Es más agotador no haber ido a Grecia que pasear por el Partenón y Atenas u Olimpia. No hay quien resista contemplar las ansias y sudores ajenos continuados que sufrirlos en la propia carne. Si yo fuera atleta y estuviera en edad de merecer, estaría absorto en lo mío, en las décimas de segundo del antecesor a mi carrera y con eso tenía bastante. Pero ha llegado la globalización y si te quieres enterar de todo quedas más globalizado que la pobreza mundial, algo así como si trataras de llevar al día las cuentas macabras de los muertos, ejecutados y asesinados en este mundo nuestro, sin equivocarte. Con los Juegos Olímpicos pasa lo mismo. En cuanto te descuidas, el chino que salta se ha convertido en un jamaicano que corre o en un piragüista australiano y ya no sabes la marca, de raza y de competición, a no ser que vuelvas a conectar con la televisión en diferido. Lo cual tiene el riesgo de confundirte de canasta o de ciclista o de disco que vuela hasta las rayas a las que debe repasar.

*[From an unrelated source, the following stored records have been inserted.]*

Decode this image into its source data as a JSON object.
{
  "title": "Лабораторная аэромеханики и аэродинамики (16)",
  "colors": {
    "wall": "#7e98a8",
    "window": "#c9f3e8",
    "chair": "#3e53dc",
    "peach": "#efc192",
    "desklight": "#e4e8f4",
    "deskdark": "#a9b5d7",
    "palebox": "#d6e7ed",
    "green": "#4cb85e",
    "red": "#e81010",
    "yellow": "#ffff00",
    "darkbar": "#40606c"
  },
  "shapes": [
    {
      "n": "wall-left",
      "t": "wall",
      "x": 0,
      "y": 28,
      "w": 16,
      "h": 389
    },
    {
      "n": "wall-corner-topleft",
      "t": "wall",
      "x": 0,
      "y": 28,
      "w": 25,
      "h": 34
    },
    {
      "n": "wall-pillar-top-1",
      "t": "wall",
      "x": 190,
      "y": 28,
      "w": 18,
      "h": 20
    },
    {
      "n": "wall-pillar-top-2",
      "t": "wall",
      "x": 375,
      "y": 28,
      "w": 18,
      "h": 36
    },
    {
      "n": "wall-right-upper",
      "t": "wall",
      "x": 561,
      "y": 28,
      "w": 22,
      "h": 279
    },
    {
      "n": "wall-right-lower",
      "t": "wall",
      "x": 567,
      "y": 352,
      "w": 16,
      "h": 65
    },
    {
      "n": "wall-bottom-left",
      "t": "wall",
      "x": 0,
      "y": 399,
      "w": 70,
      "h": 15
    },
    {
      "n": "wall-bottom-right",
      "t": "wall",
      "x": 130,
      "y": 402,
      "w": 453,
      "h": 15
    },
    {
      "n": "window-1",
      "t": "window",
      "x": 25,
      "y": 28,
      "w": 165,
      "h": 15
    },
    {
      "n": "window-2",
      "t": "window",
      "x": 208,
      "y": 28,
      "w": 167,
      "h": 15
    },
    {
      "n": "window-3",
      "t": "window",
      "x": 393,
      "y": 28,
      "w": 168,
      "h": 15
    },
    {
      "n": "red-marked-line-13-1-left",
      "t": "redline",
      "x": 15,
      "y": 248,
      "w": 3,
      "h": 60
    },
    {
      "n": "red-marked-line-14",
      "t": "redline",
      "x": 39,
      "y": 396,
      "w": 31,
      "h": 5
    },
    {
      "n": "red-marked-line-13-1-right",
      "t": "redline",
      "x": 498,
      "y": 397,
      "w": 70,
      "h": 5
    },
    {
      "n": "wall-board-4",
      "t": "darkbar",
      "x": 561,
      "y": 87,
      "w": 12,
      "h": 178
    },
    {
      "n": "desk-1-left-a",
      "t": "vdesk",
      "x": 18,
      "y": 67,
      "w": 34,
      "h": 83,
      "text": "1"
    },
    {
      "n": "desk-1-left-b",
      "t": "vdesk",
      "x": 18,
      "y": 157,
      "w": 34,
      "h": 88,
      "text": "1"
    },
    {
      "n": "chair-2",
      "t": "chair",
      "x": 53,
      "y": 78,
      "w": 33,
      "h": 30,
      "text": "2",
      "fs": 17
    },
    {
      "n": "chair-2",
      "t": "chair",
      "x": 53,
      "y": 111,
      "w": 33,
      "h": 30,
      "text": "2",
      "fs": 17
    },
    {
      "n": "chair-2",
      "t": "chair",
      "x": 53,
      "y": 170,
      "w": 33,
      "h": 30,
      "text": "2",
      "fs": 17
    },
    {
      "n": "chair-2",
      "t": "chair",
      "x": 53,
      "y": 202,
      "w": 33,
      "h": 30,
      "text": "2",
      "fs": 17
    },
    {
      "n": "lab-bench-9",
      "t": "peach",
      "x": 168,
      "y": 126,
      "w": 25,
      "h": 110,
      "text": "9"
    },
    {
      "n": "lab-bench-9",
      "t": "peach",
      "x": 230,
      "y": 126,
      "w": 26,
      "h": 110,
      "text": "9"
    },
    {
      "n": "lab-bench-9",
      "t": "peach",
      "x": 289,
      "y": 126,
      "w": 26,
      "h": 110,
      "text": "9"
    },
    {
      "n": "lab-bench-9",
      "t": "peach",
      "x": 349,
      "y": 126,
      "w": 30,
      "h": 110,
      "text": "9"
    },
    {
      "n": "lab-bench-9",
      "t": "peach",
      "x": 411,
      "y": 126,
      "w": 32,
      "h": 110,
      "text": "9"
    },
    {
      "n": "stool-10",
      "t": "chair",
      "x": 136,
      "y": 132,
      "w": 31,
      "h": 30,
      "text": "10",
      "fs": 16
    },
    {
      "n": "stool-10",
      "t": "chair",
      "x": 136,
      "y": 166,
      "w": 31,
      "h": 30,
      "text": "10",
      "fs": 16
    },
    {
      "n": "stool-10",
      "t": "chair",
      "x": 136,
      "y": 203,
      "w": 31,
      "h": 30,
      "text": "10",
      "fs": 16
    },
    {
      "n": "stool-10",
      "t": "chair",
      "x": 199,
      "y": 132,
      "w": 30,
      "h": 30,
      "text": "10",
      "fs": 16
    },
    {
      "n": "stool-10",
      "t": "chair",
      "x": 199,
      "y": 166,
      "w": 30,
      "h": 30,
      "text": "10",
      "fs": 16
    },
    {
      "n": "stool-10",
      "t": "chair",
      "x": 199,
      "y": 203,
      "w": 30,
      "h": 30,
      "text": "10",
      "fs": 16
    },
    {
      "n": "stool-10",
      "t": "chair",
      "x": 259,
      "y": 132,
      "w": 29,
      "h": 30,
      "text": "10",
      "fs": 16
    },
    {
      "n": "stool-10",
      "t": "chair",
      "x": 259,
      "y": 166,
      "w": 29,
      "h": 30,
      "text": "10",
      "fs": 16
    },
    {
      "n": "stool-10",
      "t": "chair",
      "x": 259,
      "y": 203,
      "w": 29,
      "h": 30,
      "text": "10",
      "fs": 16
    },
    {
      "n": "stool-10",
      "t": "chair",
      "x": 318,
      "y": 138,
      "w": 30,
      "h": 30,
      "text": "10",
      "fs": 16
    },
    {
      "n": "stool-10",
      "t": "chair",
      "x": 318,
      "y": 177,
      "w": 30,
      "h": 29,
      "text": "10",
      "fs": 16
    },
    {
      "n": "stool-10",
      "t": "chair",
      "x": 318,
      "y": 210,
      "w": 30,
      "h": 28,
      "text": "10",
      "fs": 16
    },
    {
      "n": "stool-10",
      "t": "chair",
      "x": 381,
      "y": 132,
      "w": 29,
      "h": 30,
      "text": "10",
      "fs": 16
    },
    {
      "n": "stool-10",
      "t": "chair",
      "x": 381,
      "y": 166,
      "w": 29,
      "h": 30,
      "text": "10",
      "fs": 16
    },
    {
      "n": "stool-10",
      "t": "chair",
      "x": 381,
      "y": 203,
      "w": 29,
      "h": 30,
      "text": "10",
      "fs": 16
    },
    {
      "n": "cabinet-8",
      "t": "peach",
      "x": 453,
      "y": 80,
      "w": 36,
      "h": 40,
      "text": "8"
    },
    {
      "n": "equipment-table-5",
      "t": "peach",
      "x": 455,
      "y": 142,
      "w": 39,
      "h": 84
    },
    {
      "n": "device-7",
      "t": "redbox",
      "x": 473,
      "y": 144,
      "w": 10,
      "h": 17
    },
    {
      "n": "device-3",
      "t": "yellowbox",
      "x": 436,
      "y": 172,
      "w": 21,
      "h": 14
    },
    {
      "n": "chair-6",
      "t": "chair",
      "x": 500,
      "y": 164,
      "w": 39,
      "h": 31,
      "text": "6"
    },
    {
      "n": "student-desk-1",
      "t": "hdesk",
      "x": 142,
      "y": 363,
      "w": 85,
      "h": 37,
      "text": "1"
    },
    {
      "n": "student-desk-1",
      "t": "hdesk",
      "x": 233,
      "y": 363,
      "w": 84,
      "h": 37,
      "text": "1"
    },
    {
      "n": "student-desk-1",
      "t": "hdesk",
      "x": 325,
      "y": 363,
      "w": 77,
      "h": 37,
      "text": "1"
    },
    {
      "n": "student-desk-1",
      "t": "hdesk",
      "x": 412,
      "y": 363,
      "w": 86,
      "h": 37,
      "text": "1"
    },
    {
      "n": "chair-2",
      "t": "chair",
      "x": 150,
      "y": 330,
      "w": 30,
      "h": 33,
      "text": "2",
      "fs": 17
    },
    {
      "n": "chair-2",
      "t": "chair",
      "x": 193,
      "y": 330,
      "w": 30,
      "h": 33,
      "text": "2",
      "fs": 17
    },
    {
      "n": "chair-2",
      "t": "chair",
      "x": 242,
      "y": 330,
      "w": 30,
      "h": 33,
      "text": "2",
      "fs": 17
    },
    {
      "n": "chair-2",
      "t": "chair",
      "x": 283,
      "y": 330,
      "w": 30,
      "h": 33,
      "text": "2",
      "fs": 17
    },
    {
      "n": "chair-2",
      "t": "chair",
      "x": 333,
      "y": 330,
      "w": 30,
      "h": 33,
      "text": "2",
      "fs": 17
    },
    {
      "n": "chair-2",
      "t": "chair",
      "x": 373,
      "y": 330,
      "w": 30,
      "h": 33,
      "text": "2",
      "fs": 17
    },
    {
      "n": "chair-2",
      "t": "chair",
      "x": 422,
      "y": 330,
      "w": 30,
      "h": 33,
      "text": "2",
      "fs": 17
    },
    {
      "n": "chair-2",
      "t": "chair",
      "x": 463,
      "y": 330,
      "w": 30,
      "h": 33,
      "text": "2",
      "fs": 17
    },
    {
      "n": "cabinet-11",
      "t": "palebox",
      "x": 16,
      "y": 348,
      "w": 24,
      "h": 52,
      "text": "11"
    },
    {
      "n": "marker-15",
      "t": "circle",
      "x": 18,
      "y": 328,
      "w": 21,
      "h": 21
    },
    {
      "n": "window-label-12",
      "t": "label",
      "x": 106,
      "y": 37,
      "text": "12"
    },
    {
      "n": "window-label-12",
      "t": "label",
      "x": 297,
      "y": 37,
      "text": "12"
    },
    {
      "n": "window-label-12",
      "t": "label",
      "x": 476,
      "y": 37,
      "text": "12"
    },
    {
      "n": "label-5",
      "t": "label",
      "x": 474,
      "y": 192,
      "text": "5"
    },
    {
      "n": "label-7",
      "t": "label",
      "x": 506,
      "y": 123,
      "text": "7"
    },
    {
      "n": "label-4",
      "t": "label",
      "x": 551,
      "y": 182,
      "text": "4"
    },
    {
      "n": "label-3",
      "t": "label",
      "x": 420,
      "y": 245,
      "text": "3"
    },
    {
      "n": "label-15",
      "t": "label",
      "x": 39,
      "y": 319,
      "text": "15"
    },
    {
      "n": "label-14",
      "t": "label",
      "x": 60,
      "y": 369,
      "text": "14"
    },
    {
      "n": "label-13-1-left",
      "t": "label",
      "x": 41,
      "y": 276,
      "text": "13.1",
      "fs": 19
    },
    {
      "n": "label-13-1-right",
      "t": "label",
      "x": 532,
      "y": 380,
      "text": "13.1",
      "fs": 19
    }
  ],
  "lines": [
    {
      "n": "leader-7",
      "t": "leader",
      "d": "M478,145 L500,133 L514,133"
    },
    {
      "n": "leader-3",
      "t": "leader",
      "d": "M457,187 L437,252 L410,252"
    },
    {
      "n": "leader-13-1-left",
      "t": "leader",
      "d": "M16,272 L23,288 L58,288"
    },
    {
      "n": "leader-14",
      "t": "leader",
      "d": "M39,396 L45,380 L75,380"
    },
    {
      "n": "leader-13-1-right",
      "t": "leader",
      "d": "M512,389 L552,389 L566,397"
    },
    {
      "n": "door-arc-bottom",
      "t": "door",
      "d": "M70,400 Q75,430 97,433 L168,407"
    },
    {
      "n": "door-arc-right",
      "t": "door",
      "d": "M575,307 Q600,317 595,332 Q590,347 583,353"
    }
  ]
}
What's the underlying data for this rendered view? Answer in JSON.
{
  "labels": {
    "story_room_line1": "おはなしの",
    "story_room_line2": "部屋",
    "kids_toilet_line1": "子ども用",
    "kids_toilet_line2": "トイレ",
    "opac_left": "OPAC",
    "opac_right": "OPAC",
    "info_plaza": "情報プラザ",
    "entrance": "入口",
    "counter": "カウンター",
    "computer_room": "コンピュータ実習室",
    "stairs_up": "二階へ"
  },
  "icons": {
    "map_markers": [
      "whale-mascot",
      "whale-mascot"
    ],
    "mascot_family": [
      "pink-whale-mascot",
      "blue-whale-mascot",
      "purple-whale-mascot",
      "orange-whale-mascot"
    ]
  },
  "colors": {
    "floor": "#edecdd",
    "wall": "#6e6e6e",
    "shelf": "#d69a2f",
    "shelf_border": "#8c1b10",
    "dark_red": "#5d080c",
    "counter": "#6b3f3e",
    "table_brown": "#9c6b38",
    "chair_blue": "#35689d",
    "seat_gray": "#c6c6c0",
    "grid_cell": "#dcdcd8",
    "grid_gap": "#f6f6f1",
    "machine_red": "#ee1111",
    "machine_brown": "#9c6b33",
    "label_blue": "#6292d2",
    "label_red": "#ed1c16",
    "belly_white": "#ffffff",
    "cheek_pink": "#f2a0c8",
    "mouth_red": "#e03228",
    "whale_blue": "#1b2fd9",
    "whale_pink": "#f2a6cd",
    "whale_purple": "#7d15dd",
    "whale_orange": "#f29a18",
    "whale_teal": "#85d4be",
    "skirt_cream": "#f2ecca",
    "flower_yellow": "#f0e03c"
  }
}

Agotado, sus sudores son los míos desde mi grada de salón y mi aire acondicionado, con lo cual puedes pillar una pulmonía con sólo ejercer tu derecho a la respiración individual, sin jugarte a los chinos con los amigos, el número de medallas que no conseguimos, pese a los lobis o a las drogas estimulantes que sin marca de laboratorio, ya consumían los griegos antiguos para correr más y convertirse en protagonistas de unos versos más o menos afortunados.

¡Señor qué cruz con las medallas!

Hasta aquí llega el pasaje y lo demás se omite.